Der fast 70-köpfige Chor wird von Benjamin Hartmann geleitet, der auch für die Einstudierung verantwortlich ist. Dem Brahms-Requiem sind zwei Stücke des früh verstorbenen japanischen Komponisten Toru Takemitsu aus den 80-er/90-er-Jahren vorangestellt, die eine mystische Aura versprühen. Für das Stück „Night Signal“ aus dem Zyklus „Signals from heaven 2“ haben doppelchörig rechts und links der Bühne jeweils fünf Bläser Platz genommen, die wechselseitig im wogenden Auf und Ab Klangbilder von fragiler Schönheit bis tiefer Trauer im dissonanten Schwebezustand erzeugen. Nahezu losgelöst von rhythmischen und melodischen Elementen ergießt sich im dynamischen Transformationsprozess der Klang als großer tonaler Fluss.

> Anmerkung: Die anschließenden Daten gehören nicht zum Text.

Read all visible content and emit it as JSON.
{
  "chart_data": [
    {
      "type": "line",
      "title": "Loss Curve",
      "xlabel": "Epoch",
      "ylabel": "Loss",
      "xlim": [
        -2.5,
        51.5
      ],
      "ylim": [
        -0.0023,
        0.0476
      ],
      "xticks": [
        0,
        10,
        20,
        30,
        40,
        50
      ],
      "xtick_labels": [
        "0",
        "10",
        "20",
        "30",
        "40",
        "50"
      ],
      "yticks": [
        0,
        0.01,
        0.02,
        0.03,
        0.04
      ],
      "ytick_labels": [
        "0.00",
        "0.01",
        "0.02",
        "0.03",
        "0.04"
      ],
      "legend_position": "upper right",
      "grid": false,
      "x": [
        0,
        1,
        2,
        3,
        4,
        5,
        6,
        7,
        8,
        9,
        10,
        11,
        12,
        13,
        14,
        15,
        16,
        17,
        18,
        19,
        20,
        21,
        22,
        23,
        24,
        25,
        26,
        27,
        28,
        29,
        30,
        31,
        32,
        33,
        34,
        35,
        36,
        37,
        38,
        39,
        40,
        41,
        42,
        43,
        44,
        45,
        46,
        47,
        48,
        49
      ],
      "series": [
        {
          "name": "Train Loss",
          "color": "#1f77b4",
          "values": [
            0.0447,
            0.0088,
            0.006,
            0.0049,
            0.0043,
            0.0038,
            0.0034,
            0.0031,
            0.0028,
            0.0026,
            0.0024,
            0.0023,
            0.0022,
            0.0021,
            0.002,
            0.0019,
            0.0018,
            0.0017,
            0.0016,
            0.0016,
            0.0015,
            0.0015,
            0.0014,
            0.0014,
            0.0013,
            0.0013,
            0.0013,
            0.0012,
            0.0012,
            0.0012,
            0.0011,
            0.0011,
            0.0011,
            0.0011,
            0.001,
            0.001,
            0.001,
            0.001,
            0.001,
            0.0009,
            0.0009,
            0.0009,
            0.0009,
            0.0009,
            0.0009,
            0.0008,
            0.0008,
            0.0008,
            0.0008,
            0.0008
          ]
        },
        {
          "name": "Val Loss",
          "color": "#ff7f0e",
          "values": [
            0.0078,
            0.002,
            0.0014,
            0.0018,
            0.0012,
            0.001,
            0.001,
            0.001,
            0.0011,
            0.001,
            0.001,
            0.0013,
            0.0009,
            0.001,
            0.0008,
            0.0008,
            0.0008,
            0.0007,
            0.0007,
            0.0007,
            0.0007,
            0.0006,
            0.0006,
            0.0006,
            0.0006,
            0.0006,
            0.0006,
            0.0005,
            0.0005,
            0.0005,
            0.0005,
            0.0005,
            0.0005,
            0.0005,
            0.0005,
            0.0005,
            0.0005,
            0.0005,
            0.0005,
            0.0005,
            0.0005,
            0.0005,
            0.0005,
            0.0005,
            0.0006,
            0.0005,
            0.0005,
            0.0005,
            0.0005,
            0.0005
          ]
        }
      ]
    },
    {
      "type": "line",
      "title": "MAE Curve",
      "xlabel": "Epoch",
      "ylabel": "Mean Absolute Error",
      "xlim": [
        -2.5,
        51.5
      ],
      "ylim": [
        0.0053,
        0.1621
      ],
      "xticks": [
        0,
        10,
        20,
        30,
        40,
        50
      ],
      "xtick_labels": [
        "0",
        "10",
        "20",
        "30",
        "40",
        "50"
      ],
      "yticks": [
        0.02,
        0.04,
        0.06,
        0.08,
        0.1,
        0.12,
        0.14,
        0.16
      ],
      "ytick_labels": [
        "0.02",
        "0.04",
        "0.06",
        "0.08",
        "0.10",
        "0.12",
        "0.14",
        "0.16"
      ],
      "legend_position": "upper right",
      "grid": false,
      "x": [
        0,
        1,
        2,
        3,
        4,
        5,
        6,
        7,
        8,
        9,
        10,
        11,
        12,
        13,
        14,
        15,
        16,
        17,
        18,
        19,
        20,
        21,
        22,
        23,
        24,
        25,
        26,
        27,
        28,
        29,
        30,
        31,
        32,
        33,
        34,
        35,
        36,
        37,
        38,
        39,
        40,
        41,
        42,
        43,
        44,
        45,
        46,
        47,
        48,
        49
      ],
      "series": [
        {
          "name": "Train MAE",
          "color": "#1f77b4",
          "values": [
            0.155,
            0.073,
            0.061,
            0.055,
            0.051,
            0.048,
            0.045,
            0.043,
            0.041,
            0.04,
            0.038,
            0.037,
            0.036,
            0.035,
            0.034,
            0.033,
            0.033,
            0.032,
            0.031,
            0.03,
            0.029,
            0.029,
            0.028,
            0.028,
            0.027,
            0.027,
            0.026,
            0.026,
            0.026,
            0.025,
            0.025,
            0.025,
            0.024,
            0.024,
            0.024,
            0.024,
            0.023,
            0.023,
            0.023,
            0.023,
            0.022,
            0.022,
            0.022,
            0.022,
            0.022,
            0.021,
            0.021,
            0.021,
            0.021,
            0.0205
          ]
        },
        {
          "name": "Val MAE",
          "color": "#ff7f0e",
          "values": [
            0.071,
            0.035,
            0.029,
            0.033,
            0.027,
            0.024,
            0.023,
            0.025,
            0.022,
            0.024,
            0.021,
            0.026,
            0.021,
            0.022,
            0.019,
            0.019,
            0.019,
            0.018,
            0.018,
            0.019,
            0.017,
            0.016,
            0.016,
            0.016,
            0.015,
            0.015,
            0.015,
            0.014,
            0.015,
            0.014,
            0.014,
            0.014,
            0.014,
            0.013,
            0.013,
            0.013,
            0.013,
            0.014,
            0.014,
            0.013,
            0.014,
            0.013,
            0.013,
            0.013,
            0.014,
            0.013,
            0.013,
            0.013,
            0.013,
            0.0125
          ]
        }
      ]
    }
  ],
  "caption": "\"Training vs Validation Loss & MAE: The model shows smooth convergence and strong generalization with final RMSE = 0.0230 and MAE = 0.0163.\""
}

Fast schwerelos und nicht von dieser Welt erscheint Takemitsus „Requiem für Streicher“. Keine Note oder Ton zu viel prägen dieses ätherisch weite Klangkreise ziehende moderne Requiem. So verschafft es unaufgeregt der Trauer Raum ohne mit eingängiger Melodik und lauter Rhythmik zu stören.
Alle warten gespannt auf das Brahms-Requiem, das aufgrund der Opulenz allzu selten aufgeführt wird. Während das siebenssätzige Werk ganz auf Strahlkraft und Wohlklang von Chor und Orchester setzt, entsteht Modernität vor allem aus dem unkonventionellen Umgang mit Lithurgie und biblischem Text. Statt des Lateinischen benutzt Brahms die deutsche Textübersetzung der von ihm persönlich ausgewählten Bibelstellen, was sonst in keiner anderen Messe oder Requiem vorkommt. Handeln die ersten Sätze von Vergänglichkeit und Tod, so richtet Brahms ab dem 4. Satz sein Augenmerk auf den Trost der Hinterbliebenen und die Auferstehung.
Die tragende Rolle des Chores wird schon aus der starken Präsenz, dem tönenden Wohlklang und der Intensität deutlich. Bariton Johannes Kammler und Sopranistin Sheva Tohoval fügen sich als erzählerisches Element klangvoll bis deklamatorisch ein. Das Orchester begleitet im Wechsel wie auch den Chor sanft tragend, ohne jemals in Hektik zu verfallen. Prachtvoll und elegisch entfaltet sich diese Trauermusik in weiten Bögen.
Die himmlischen Chöre und die Strahlkraft des Orchesters sind es, die das Requiem zum Ereignis werden lassen.